Грохали разрывы, свистели пули, бежали люди. Осколками насмерть сразило солдата — свалился на старшего лейтенанта, заливая его своей кровью, вновь — в левую ногу — ранило Ротного, воздушной волной контузило санинструктора. Бранясь и заикаясь, казах один потащил Петрова — по кочкам, по ямам; тот стонал от боли, иногда теряя сознание. Приходил в себя: опять грохот, толчки, боль, мертвящая слабость, перед расширившимися зрачками — красный туман.
— Товарищ старший лейтенант, кругом немцы…

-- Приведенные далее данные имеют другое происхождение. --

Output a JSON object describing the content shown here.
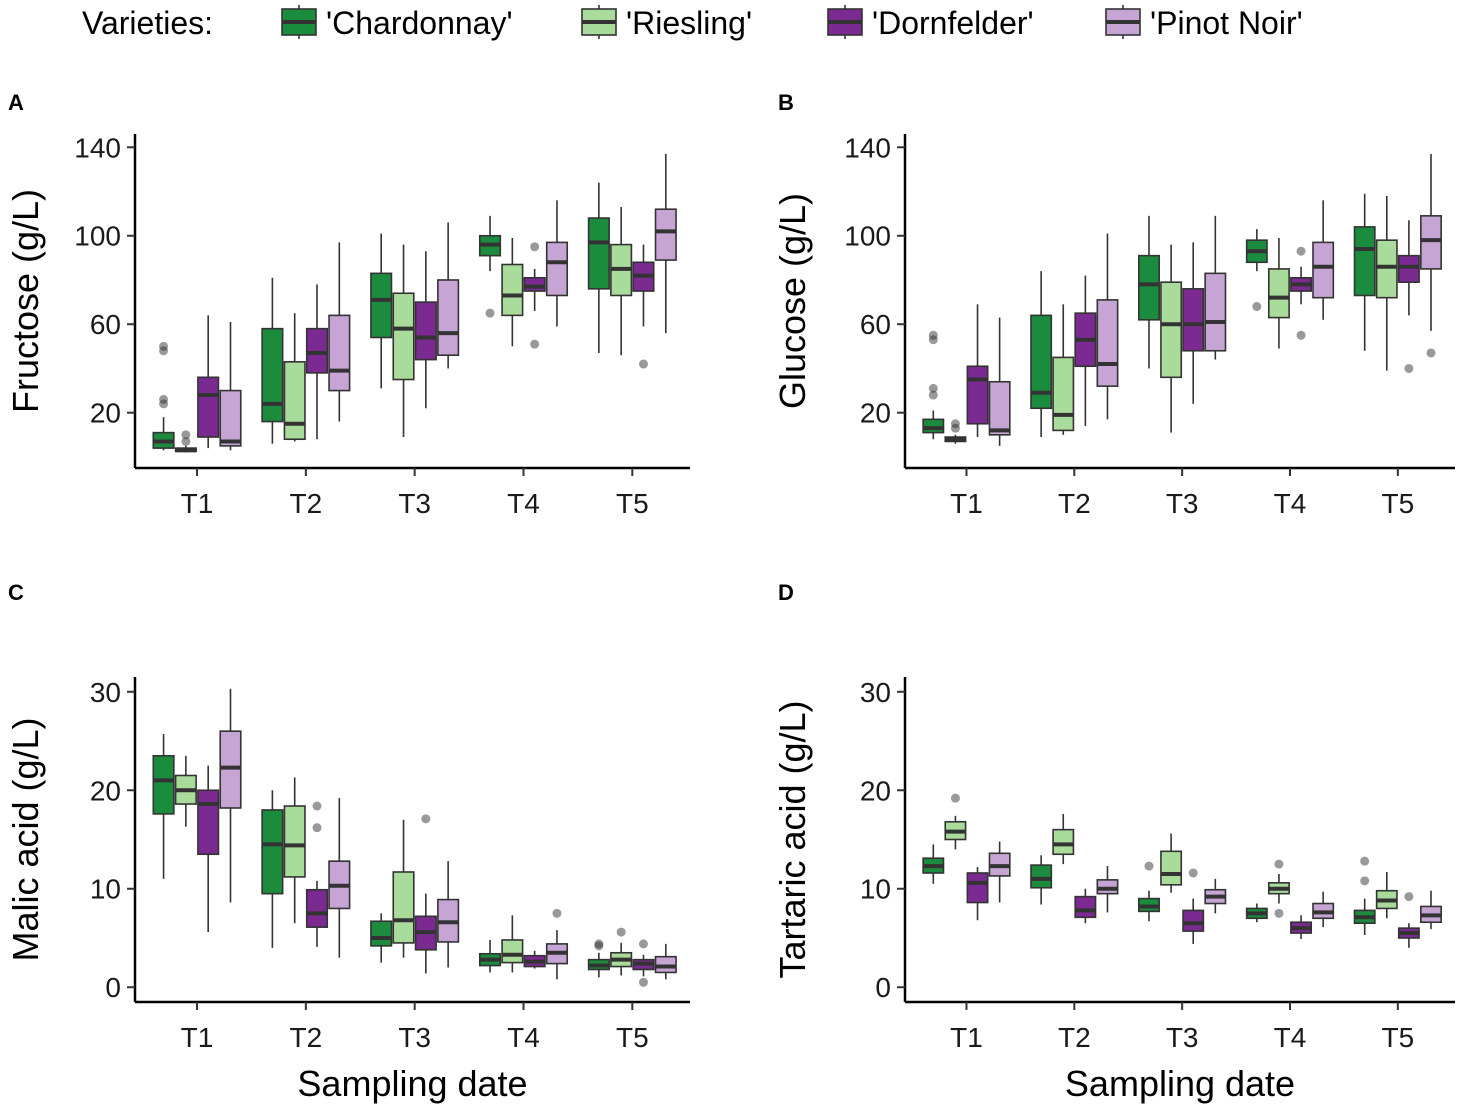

Ротный еще шире раскрыл глаза — да, в красном тумане будто плыли френчи и рогатые каски, — разомкнул ссохшиеся губы, произнес внятно:
— Оставь меня. Возьми узелок, там документы, звезда и ордена. Чтоб не досталось немцам…
— Не брошу вас!
— Приказываю! — Вспышка гнева исказила его черты, но лицо осталось землисто-бледным. — Дай мне гранату и уходи. Зачем гибнуть двоим? Пробивайся.
— Не пойду!
— Приказываю! Ну! — Старший лейтенант взвел курок пистолета. — Шагом марш!
Под наведенным на него пистолетом санинструктор взял узелок и пошел, не оборачиваясь. А через пять минут к старшему лейтенанту направилось четверо немцев. Петров подпустил их поближе, отстреливался до последнего патрона, потом, прижав лимонку к животу, выдернул кольцо.
Звягин
Связь с батальонами рвалась, и на передний край отправлялись офицеры полка. Их почти не осталось возле Звягина, разослал в подразделения. А оттуда, если б даже и захотели, не так-то просто вернуться целым и невредимым. Бой складывался напряженно, критически; противник собрал на участке полка мощный кулак и обрушил его на оборону; соседи помогали Звягину, комдив резервы подбросил, но превосходство противника в живой силе и технике было подавляющим. Малой помощью не отделаться, надо вводить в бой свежий полк, а то и дивизию, артиллерию и танки. Разумеется, не помешает и авиационная поддержка.
Но ни дивизию, ни полк не вводят. Командование перегруппировывает силы на другое направление, создает там кулак, чтобы размолотить затем немцев. И надлежит Звягину сражаться, исходя из наличных возможностей. Они исчерпаны? Нет! Если есть стойкость духа, ее немереные глубины, — не исчерпаны. На подразделения ему грех обижаться: дерутся лихо. Но противник лезет и лезет, непрерывно жмет, оборона трещит. Выдержим ли? Должны. Обязаны. Если не выдержим, умрем на своих местах. Не отступим! Так Звягин и доложил комдиву, когда связь с Первым еще была. Первый сказал ему напоследок: «Николай Николаич, продержись еще пару часиков, прошу». Звягин ответил: «Продержусь…»
С полкового НП, обшитого досками, с перекрытием, замаскированного сетью и ветками, просматривалось поле боя; стереотрубу разбило, и Звягин глядел в бинокль. Утешительного мало. Немецкие танки прорвались за траншею, в траншее — рукопашная, и неизвестно, чем она кончится, хотя он и послал туда свой последний резерв — взвод автоматчиков. Да что такое взвод, если столько немецких автоматчиков? При первой атаке немцев все-таки вышибли из траншеи. Вышибем ли теперь?
Звягин горбился, отхаркивался — к глотке подступала мокрота, — конвульсивно подергивал плечом, не замечая этого. Он наблюдал за боем, выслушивал донесения, приказывал, и в нем подспудно зрело предчувствие: в этом сражении что-то произойдет. С полком ли, с ним самим, Звягиным, или еще как-то, — непременно произойдет. Хорошее или дурное, не очень существенное или же роковое, непоправимое, не знал, лишь предчувствовал, как и Макеев: что-то случится. Он отгонял это предчувствие — до мистики ли сейчас, — оно не исчезало, более того — крепло.